Lib Dems dominate seats in the Thames Valley
Five Lib Dem MPs met in Botley to celebrate their successes across Oxfordshire as Juliette Fletcher reports
That bungee jump, that paddle-boarding, that trip to Thorpe Park - none of it was in vain.
Sir Ed Davey certainly fought an unusual campaign, but it brought results, nowhere more so than in the Meridian region.
Their top target seats, like Lewes, Eastbourne and Winchester were picked off easily. But the really dramatic gains were in the Thames Valley. David Cameron's old seat, Witney, Boris Johnson's old seat in Henley and Theresa May's old seat Maidenhead all fell to the Lib Dems.
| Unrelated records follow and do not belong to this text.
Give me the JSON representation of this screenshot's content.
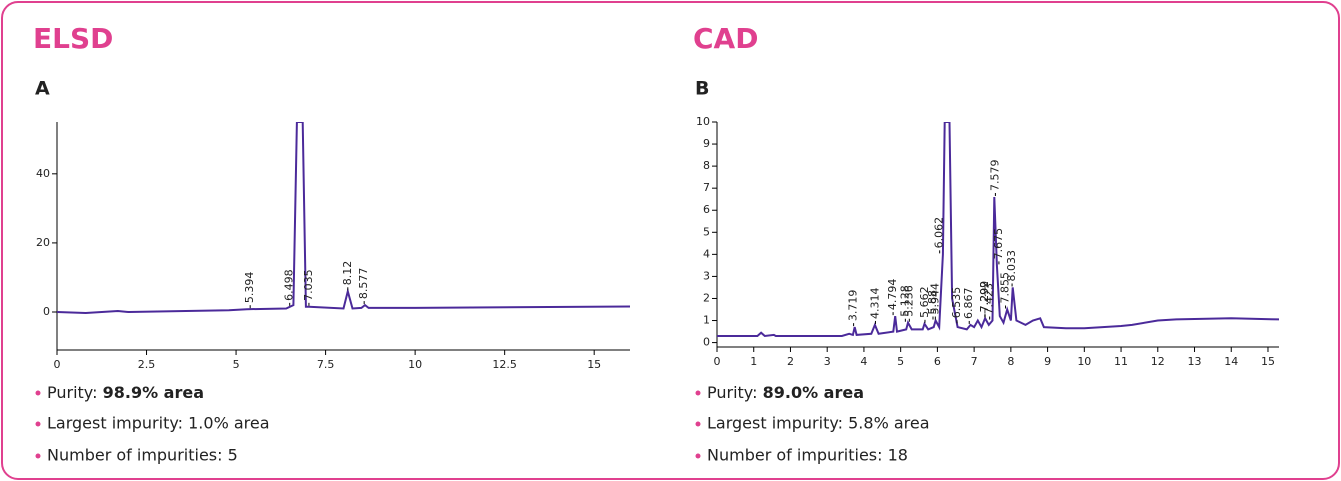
{
  "chart_data": [
    {
      "type": "line",
      "heading": "ELSD",
      "panel": "A",
      "color": "#4b2a9a",
      "xlim": [
        0,
        16
      ],
      "xticks": [
        0,
        2.5,
        5,
        7.5,
        10,
        12.5,
        15
      ],
      "ylim": [
        -11,
        55
      ],
      "yticks": [
        0,
        20,
        40
      ],
      "x": [
        0,
        0.8,
        1.7,
        2,
        4.8,
        5.3,
        6.4,
        6.6,
        6.7,
        6.86,
        6.95,
        7.035,
        8.0,
        8.12,
        8.25,
        8.5,
        8.6,
        8.7,
        10,
        16
      ],
      "values": [
        0,
        -0.3,
        0.3,
        0,
        0.5,
        0.8,
        1,
        2,
        55,
        55,
        1.5,
        1.5,
        1,
        6,
        1,
        1.2,
        2,
        1.2,
        1.2,
        1.6
      ],
      "peak_labels": [
        5.394,
        6.498,
        7.035,
        8.12,
        8.577
      ],
      "purity_label": "Purity:",
      "purity_value": "98.9% area",
      "largest_impurity": "Largest impurity: 1.0% area",
      "impurities": "Number of impurities: 5"
    },
    {
      "type": "line",
      "heading": "CAD",
      "panel": "B",
      "color": "#4b2a9a",
      "xlim": [
        0,
        15.3
      ],
      "xticks": [
        0,
        1,
        2,
        3,
        4,
        5,
        6,
        7,
        8,
        9,
        10,
        11,
        12,
        13,
        14,
        15
      ],
      "ylim": [
        -0.2,
        10
      ],
      "yticks": [
        0,
        1,
        2,
        3,
        4,
        5,
        6,
        7,
        8,
        9,
        10
      ],
      "x": [
        0,
        1.1,
        1.2,
        1.3,
        1.55,
        1.6,
        3.4,
        3.6,
        3.7,
        3.75,
        3.8,
        4.2,
        4.3,
        4.4,
        4.8,
        4.85,
        4.9,
        5.15,
        5.2,
        5.3,
        5.6,
        5.65,
        5.75,
        5.9,
        5.95,
        6.05,
        6.15,
        6.2,
        6.33,
        6.4,
        6.55,
        6.8,
        6.9,
        7.0,
        7.1,
        7.2,
        7.3,
        7.4,
        7.5,
        7.55,
        7.62,
        7.7,
        7.8,
        7.9,
        8.0,
        8.05,
        8.15,
        8.4,
        8.6,
        8.8,
        8.9,
        9.5,
        10,
        11,
        11.3,
        12,
        12.5,
        14,
        15.3
      ],
      "values": [
        0.3,
        0.3,
        0.45,
        0.3,
        0.35,
        0.3,
        0.3,
        0.4,
        0.35,
        0.7,
        0.35,
        0.4,
        0.8,
        0.4,
        0.5,
        1.2,
        0.5,
        0.6,
        0.9,
        0.6,
        0.6,
        0.85,
        0.6,
        0.7,
        1.0,
        0.7,
        4,
        10,
        10,
        2,
        0.7,
        0.6,
        0.8,
        0.7,
        1.0,
        0.7,
        1.1,
        0.8,
        1.0,
        6.6,
        3.5,
        1.2,
        0.9,
        1.5,
        1.0,
        2.5,
        1.0,
        0.8,
        1.0,
        1.1,
        0.7,
        0.65,
        0.65,
        0.75,
        0.8,
        1.0,
        1.05,
        1.1,
        1.05
      ],
      "peak_labels": [
        3.719,
        4.314,
        4.794,
        5.128,
        5.236,
        5.662,
        5.88,
        5.944,
        6.062,
        6.535,
        6.867,
        7.292,
        7.299,
        7.579,
        7.423,
        7.675,
        7.855,
        8.033
      ],
      "purity_label": "Purity:",
      "purity_value": "89.0% area",
      "largest_impurity": "Largest impurity: 5.8% area",
      "impurities": "Number of impurities: 18"
    }
  ]
}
Henley and Thame has been Conservative since 1910, says winning candidate Freddie Van Mierlo (Lib Dem)
Surrey Heath, where Michael Gove used to be the MP was a Lib Dem win, as were Newbury, Sir John Redwood's former seat Wokingham and the new seats Didcot and Wantage, and Bicester and Woodstock.
Newbury's winning candidate Lee Dillon (Lib Dem) explains what he wants to achieve during his time in office
North East Hampshire, which used to have the biggest Tory majority in Britain also fell to the Lib Dems. Next door in North West Hampshire the Tories clung on but their majority fell from 26,000 to 3,000.
When Sir Ed Davey beat Oxford MP Layla Moran to the Lib Dem leadership in 2020, some party members were slightly underwhelmed. He'd been a minister in the coalition, and seemed to some...well, a bit dull.
The 2024 campaign was designed to change all that, but few Lib Dems thought it would work as well as it did.
Some party members with long memories look back fondly to the 1990s when they won a string of seats in the south, but this is on a different scale.
Yes it's an anti-Tory vote, and yes, there was tactical voting - but this was a great night for the Lib Dems, and a personal triumph for Sir Ed Davey.